An explosion rocked a secretive Russian nuclear test site inside the Arctic Circle last week. At first, Russian officials denied that the blast produced any radioactive activity. They also denied any evacuations would be needed.
But then authorities in a village near the explosion advised locals to vacate the town for several hours on Wednesday. Greenpeace reported that background levels of radiation in the area had spiked to 20 times normal levels. And the explosion killed at least five people, with Russia’s state atomic energy corporation finally admitting it occurred at a small nuclear reactor.
The incident is the second time in two months that the Kremlin has kept a tight seal on information on disasters involving nuclear projects ― a fire aboard one of the nation’s nuclear submarines killed 14 sailors in early July. The incidents have fueled speculation about Russia’s military activities and raised alarm among arms control experts, who are concerned by the secretiveness displayed by one of the world’s premier nuclear powers about mishaps with humanity-threatening technology.
Luckily, international protocols have evolved significantly since 1986′s infamous disaster at Chernobyl, which the Soviet Union tried to minimise until widespread radiation spikes and international measurements destroyed the government’s cover story.
“It’s not like the 1980s when Chernobyl exploded and there was this really long gap,” said Jeffrey Lewis, director of the East Asia Non-Proliferation Program at the Middlebury Institute of International Studies in Vermont. “It would be extremely, extremely hard to hide a nuclear disaster today.”
The new fatal blast is believed to have happened at the Nyonoksa test range in northern Russia on August 8 and involved a failed test of a nuclear-powered “Burevestnik” cruise missile designed to evade missile defence systems and reach anywhere in the world, according to US officials and nuclear experts.

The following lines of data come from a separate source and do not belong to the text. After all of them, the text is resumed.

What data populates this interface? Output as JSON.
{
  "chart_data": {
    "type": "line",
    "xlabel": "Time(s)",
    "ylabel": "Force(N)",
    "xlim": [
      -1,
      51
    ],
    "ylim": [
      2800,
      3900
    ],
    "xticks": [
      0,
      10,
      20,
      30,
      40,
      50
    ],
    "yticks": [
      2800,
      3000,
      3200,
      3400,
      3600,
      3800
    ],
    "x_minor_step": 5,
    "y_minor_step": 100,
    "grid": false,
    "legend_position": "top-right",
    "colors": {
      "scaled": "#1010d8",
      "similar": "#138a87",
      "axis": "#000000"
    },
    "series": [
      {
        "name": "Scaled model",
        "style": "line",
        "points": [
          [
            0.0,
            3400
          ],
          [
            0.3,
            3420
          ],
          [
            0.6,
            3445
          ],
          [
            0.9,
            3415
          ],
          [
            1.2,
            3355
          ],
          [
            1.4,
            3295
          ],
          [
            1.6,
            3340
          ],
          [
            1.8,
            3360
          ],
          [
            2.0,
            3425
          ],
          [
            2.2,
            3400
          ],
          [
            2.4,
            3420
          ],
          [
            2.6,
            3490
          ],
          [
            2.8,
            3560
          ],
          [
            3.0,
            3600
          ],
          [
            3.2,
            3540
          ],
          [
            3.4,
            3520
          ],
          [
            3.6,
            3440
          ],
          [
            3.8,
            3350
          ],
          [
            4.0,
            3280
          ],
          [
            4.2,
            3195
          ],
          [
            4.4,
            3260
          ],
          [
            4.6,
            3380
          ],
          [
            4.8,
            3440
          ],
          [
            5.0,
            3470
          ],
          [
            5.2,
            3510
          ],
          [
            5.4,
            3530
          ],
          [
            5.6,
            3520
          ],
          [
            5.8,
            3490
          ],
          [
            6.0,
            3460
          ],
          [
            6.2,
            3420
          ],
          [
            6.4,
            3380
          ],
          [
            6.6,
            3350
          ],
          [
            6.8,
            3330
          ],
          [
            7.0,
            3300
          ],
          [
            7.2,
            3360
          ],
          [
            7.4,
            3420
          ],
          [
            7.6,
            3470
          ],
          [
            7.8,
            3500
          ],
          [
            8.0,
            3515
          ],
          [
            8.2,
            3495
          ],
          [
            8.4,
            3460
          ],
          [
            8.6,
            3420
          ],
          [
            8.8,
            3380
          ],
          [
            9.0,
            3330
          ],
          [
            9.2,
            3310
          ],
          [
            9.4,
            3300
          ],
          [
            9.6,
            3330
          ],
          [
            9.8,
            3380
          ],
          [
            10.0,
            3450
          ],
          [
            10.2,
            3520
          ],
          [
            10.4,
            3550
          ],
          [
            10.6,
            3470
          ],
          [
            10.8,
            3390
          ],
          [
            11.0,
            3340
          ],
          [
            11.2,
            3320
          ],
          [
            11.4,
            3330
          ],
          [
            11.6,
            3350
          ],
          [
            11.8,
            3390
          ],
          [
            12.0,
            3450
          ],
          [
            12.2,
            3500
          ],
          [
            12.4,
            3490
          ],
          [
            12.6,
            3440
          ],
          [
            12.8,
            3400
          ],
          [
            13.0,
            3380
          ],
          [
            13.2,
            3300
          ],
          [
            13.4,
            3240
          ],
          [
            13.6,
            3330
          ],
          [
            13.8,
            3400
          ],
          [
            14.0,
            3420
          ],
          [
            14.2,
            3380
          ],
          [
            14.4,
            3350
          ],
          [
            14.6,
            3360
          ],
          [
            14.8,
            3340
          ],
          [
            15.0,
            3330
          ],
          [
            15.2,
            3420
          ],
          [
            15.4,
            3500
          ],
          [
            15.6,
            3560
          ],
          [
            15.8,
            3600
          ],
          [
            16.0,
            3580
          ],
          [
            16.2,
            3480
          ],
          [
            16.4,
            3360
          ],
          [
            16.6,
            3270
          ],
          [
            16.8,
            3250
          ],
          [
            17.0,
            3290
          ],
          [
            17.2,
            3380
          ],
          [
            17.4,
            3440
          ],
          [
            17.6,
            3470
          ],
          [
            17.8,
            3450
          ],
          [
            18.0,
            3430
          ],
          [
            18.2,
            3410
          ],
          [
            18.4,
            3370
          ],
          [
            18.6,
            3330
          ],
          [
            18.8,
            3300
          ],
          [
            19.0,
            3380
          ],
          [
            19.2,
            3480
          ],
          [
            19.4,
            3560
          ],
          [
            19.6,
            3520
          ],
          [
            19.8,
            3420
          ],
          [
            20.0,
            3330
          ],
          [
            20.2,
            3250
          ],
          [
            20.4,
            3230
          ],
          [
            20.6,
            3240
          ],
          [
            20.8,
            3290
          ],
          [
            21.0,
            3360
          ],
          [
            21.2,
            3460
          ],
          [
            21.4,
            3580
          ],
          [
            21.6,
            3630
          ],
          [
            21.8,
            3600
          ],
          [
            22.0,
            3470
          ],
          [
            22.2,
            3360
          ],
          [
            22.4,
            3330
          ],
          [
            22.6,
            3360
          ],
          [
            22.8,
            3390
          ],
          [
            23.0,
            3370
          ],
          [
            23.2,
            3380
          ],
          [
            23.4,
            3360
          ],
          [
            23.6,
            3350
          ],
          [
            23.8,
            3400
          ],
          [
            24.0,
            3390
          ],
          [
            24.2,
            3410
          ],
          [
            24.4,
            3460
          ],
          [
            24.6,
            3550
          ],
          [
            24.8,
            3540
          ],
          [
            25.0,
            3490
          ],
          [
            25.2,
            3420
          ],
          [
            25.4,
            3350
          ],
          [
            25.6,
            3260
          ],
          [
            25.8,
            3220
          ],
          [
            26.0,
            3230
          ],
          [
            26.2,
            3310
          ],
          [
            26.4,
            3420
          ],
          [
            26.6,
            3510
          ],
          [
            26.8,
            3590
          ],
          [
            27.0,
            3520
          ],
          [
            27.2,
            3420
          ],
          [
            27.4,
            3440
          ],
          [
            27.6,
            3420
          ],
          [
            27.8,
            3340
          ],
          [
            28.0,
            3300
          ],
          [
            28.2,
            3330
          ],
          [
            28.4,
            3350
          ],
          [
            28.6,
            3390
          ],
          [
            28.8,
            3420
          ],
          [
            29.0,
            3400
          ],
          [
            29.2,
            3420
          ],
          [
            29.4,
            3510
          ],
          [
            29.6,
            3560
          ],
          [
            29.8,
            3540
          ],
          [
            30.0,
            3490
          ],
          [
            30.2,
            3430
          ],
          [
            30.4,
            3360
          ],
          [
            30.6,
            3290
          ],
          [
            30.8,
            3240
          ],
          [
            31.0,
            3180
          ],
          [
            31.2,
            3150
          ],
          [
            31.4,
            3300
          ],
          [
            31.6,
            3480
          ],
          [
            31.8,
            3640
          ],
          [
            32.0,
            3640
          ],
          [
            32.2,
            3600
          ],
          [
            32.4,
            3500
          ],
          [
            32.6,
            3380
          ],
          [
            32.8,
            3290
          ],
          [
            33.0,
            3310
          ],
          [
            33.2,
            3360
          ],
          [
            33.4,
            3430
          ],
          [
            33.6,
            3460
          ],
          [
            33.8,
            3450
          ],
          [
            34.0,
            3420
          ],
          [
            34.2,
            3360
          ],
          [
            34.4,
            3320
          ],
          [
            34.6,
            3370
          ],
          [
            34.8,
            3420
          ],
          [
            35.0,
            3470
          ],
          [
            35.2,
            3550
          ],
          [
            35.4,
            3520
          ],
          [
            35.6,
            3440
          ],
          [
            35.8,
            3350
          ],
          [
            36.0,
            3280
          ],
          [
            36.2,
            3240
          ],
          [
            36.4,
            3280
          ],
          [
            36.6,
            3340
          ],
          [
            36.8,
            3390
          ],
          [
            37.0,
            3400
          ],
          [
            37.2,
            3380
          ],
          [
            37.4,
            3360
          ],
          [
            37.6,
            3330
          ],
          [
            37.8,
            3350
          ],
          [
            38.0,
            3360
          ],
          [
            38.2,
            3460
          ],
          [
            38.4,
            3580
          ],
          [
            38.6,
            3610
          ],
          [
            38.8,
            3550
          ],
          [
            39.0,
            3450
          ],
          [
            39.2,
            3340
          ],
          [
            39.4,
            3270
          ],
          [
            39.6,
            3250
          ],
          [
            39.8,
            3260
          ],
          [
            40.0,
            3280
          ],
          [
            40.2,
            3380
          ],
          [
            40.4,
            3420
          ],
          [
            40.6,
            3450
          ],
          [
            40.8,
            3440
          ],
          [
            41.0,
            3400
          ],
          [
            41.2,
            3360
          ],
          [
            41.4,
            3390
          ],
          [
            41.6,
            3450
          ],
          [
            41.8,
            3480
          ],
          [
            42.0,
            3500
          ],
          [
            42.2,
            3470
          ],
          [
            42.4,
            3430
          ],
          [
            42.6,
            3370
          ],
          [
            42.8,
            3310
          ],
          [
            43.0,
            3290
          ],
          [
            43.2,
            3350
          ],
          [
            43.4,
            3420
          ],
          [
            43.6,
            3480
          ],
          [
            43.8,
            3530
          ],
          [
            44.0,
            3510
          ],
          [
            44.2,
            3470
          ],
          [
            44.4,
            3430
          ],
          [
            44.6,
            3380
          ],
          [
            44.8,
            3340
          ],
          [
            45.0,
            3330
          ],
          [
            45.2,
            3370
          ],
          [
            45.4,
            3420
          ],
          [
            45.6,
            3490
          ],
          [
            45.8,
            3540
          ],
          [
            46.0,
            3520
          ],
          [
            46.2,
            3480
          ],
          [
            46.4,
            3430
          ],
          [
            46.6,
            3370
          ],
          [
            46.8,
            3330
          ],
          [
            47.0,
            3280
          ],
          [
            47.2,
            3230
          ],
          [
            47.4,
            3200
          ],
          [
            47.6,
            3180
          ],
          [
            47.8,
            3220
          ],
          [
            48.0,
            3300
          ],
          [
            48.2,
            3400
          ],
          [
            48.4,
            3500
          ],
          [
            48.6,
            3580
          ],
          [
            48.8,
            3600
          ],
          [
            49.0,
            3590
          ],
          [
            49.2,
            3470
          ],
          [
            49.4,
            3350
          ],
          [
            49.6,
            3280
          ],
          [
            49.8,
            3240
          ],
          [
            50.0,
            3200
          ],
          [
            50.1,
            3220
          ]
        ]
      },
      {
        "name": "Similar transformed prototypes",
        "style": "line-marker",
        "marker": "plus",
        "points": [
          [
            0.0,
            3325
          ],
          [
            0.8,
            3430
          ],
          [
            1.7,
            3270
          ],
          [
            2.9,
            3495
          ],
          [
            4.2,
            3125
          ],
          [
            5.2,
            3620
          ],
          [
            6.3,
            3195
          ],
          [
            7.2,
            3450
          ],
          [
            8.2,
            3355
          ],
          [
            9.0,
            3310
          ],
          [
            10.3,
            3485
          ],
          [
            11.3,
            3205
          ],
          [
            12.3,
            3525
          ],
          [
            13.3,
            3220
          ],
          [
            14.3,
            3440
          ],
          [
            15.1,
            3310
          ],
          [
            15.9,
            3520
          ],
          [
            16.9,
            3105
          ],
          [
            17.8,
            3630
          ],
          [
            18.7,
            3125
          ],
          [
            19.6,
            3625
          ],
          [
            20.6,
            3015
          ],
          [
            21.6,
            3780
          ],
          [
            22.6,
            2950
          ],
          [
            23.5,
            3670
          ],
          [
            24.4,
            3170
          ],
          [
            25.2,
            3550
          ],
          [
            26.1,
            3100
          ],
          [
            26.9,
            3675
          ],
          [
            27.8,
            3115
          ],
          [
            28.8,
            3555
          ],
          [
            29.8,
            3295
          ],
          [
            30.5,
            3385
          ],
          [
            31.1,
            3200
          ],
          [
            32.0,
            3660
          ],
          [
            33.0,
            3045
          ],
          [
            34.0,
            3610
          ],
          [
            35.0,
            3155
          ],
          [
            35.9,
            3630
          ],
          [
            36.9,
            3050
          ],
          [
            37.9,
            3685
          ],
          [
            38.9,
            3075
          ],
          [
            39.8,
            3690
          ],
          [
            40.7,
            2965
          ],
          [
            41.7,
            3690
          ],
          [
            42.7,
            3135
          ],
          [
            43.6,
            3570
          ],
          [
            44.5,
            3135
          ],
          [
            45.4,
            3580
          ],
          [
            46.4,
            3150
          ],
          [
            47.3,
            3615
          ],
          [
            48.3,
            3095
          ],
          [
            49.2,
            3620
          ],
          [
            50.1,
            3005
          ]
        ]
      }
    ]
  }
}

Thanks to technological safeguards against undisclosed nuclear releases, the reality of the accident was almost immediately apparent. The Comprehensive Nuclear Test Ban Treaty Organisation, for example, maintains sensor stations across the globe monitoring radionuclides for spikes in radiation levels. It also has methods of measuring sound waves and seismic activity to detect clandestine nuclear tests.
““It would be extremely, extremely hard to hide a nuclear disaster today.””
Monitors also check social media after a nuclear event for information, Lewis said, including the accounts of the scientists or armed forces who are reported to have been killed. Extensive satellite imagery can look at the area around reported nuclear tests and organizations check open-source data for any movements related to an event.
Lewis and his team, for instance, quickly found that a Russian ship used for nuclear fuel transport was in the area of the test site when last week’s explosion took place.
More information on just how much radiation the blast released is expected to come out in the next few days.
Aside from these technological monitors, governments are supposed to use diplomatic channels to notify the global community about accidents ― though Russia has taken advantage of some loopholes in these agreements.
The Convention on Early Notification of a Nuclear Accident, ratified following the Chernobyl disaster, makes it obligatory for states to extensively report the release of radioactive material or the potential for it to be released, such as when Mexico lost a truck full of radioactive medical material in 2013. But the treaty does not have the same mandatory reporting rules for military nuclear projects, and states are far more hesitant to disclose information on nuclear weapons programs.
Radiation releases from “a hospital source for cancer treatment is one thing and a developmental secret weapon is quite another,” said Cheryl Rofer, a retired scientist at the Los Alamos National Laboratory in New Mexico and nuclear expert. “Russia certainly has not been very forthcoming on this latest accident.”
It appeared to stonewall the International Atomic Energy Agency, which contacted the Russian government about last week’s explosion but got a comically sparse explanation. An IAEA spokesperson told HuffPost that Russian officials replied only that radiation levels were normal in the area and “this facility does not belong to the facilities for the peaceful use of nuclear energy.”
The Kremlin’s repeated celebration its purported missile advancements is a likely reason for its sensitivity about the accident.
Russian President Vladimir Putin showed a video simulation last year of the “Burevestnik” missile’s ability to strike Florida. The country’s missile projects have spurred debate over whether a new arms race will emerge between the U.S., Russia and China. President Donald Trump has done little to dispel that fear, boasting on Monday that the U.S. missile program was superior to its Russian counterpart.
“The United States is learning much from the failed missile explosion in Russia,” Trump tweeted. “We have similar, though more advanced, technology.“
Diplomatic conditions aimed at creating transparency involving nuclear accidents are likely to deteriorate. Trump’s tweet started a missile-measuring contest between Washington and Moscow, with Putin spokesman Dmitry Peskov claiming on Tuesday that Russia’s missiles surpassed other countries’ capabilities. The US and Russia also have both been walking back from arms control measures as they pursue new military technology.
Trump earlier this month withdrew the U.S. from the Intermediate Nuclear Forces treaty that banned certain types of cruise missile and had been in effect since 1987. The New START treaty, which puts limits on nuclear weapons, is set to expire in 2021 and Trump national security adviser John Bolton has called its renewal “unlikely.”